W kwietniu tego roku mieszkańcy zawiadomili o swoich zastrzeżeniach powiatowy wydział ochrony środowiska, nadzór budowlany, powiatowego lekarza weterynarii, inspekcję ochrony środowiska, sanepid. Kiedy zaczęły się protesty, burmistrz zaprosił radę sołecką i przedsiębiorcę do swojego gabinetu na mediacje. Dziś przyznaje, że niczego nie dały. Obie strony nie rozmawiały ze sobą już wcześniej.

Ze spotkania wyszły jeszcze bardziej skłócone. Ale mieszkańcy mówią, że efekt kontroli już osiągnęli, bo pracownicy fermy zaczęli ją częściej sprzątać i mniej śmierdzi we wsi. - W czasie dwóch kontroli stwierdziliśmy szereg uchybień - mówi Krzysztof Gaworski, wojewódzki inspektor ochrony środowiska w Opolu. - Właściciel fermy nie posiadał pozwolenia wodnoprawnego na rolnicze wykorzystanie ścieków z mycia urządzeń do przygotowania karmy ani osobnego pozwolenia na odprowadzanie do oczyszczalni ścieków zawierających szczególnie szkodliwe substancje.

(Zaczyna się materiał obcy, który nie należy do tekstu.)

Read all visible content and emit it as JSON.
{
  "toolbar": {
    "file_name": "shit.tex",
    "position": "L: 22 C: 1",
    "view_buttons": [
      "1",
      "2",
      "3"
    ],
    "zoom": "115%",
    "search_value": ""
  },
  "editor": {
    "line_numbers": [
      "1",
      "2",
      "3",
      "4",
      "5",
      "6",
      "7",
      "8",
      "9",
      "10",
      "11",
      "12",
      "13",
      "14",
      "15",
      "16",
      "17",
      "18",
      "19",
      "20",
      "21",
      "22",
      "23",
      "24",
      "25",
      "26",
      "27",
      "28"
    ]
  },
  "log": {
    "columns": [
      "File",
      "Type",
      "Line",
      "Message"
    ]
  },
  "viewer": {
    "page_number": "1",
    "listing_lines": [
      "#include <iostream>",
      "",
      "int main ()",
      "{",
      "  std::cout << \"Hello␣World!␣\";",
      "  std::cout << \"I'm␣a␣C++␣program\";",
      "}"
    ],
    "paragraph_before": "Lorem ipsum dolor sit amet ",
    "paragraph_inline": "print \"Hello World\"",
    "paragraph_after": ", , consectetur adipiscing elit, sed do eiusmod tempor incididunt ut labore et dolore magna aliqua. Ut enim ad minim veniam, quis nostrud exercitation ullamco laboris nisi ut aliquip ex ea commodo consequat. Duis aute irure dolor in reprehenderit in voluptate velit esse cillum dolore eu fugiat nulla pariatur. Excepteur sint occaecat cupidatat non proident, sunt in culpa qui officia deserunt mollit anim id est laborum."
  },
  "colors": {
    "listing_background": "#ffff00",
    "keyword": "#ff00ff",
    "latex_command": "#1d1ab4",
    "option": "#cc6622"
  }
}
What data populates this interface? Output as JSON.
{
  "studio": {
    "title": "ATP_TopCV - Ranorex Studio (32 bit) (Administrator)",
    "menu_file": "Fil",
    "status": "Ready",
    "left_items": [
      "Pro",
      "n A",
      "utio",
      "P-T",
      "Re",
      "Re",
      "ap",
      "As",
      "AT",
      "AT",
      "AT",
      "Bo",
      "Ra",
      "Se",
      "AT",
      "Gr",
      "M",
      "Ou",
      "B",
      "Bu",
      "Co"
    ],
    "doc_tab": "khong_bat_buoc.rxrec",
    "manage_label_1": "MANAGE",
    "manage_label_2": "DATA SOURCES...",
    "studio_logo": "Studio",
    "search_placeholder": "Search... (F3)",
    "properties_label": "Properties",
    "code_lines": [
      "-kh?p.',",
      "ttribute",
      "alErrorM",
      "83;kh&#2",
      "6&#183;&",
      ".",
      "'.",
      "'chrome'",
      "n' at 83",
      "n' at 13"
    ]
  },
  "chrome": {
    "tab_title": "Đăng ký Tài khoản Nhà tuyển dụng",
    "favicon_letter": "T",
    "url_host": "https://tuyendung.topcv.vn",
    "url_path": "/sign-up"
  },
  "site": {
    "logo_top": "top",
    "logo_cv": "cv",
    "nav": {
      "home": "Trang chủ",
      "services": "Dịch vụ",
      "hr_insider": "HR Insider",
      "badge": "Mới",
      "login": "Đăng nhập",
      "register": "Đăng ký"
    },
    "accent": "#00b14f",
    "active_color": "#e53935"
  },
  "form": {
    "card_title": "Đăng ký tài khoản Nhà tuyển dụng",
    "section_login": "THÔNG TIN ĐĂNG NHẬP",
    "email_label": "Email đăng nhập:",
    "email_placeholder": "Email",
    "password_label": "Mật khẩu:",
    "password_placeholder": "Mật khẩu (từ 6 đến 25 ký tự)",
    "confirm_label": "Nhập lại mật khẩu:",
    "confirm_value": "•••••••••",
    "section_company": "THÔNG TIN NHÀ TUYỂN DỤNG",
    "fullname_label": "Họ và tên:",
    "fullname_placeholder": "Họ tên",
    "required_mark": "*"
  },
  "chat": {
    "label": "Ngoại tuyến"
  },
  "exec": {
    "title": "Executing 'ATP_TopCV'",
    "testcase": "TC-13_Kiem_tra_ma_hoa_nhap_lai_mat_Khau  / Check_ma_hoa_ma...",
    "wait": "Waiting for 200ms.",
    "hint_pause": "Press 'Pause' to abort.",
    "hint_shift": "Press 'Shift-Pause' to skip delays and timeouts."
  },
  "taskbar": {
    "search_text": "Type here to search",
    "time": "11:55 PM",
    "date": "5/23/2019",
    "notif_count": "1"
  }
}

Nie miał pozwolenia na odzysk odpadów ani uzgodnionego ze starostą sposobu postępowania z niektórymi odpadami. Prezes firmy został ukarany mandatem. O uchybieniach powiadomiliśmy właściwe organy, m.in. wystąpiliśmy do marszałka o wymierzenie kary pieniężnej za naruszenie ustawy o odpadach. Wszczęliśmy z urzędu postępowanie w sprawie wstrzymania użytkowania fermy w związku z brakiem pozwolenia wodnoprawnego. W najbliższych dniach pojedziemy tam na kolejną kontrolę. Dalsze postępowanie zależy od jej wyników.

- Padłe zwierzęta są zbierane w oznakowanym, plastikowym pojemniku i zamykane w magazynie mrożonym, a potem przekazywane firmie zajmującej się utylizacją padliny - poinformował mieszkańców powiatowy lekarz weterynarii Zenon Ziubrzyński. - W czasie kontroli właściciel przedstawił dokumentację, która to potwierdza. - Właściciel fermy nie posiadał pozwolenia wodnoprawnego na wywożenie na pola obornika traktowanego jako nawóz rolniczy - mówi Jacek Tarnowski, naczelnik powiatowego wydziału rolnictwa i ochrony środowiska.

- Obecnie jest w trakcie uzupełniania swojego wniosku i prawdopodobnie takie pozwolenie dostanie. Będzie ono dokładnie określać, jak ma przechowywać obornik, jak duży ma być betonowy zbiornik na obornik, ile go można wywieźć na pola i jak powinien być dawkowany. Jeśli chodzi o smród z fermy, to w polskich przepisach nie ma żadnych norm dotyczących dopuszczalnej emisji odoru. W prawie unijnym jest to już uregulowane, ale nie przeniesiono tych zapisów do polskiego prawodawstwa. Wydział nie ma więc podstaw prawnych, żeby mierzyć, czy poziom odoru z fermy został przekroczony.

Koncentrat zwierzęcy

- Ręce mi opadają. Czuję się zaszczuty przez sąsiadów - broni się przez telefon Tadeusz L. Próbuję go namówić na spotkanie, rozmowę o zarzutach ze strony mieszkańców Pleśnicy, ale ostatecznie odmawia. - Zarzuty są bzdurne, a stwierdzone uchybienia drobne, ale to wystarcza komuś, żeby nasyłać kontrole. Szkoda mi zdrowia, żeby rozmawiać na ten temat. Gdyby moja ferma nie spełniała wymogów ochrony środowiska, toby nie istniała. Od wiosny kontrolują mnie wszystkie możliwe instytucje i mam już tego powyżej dziurek w nosie.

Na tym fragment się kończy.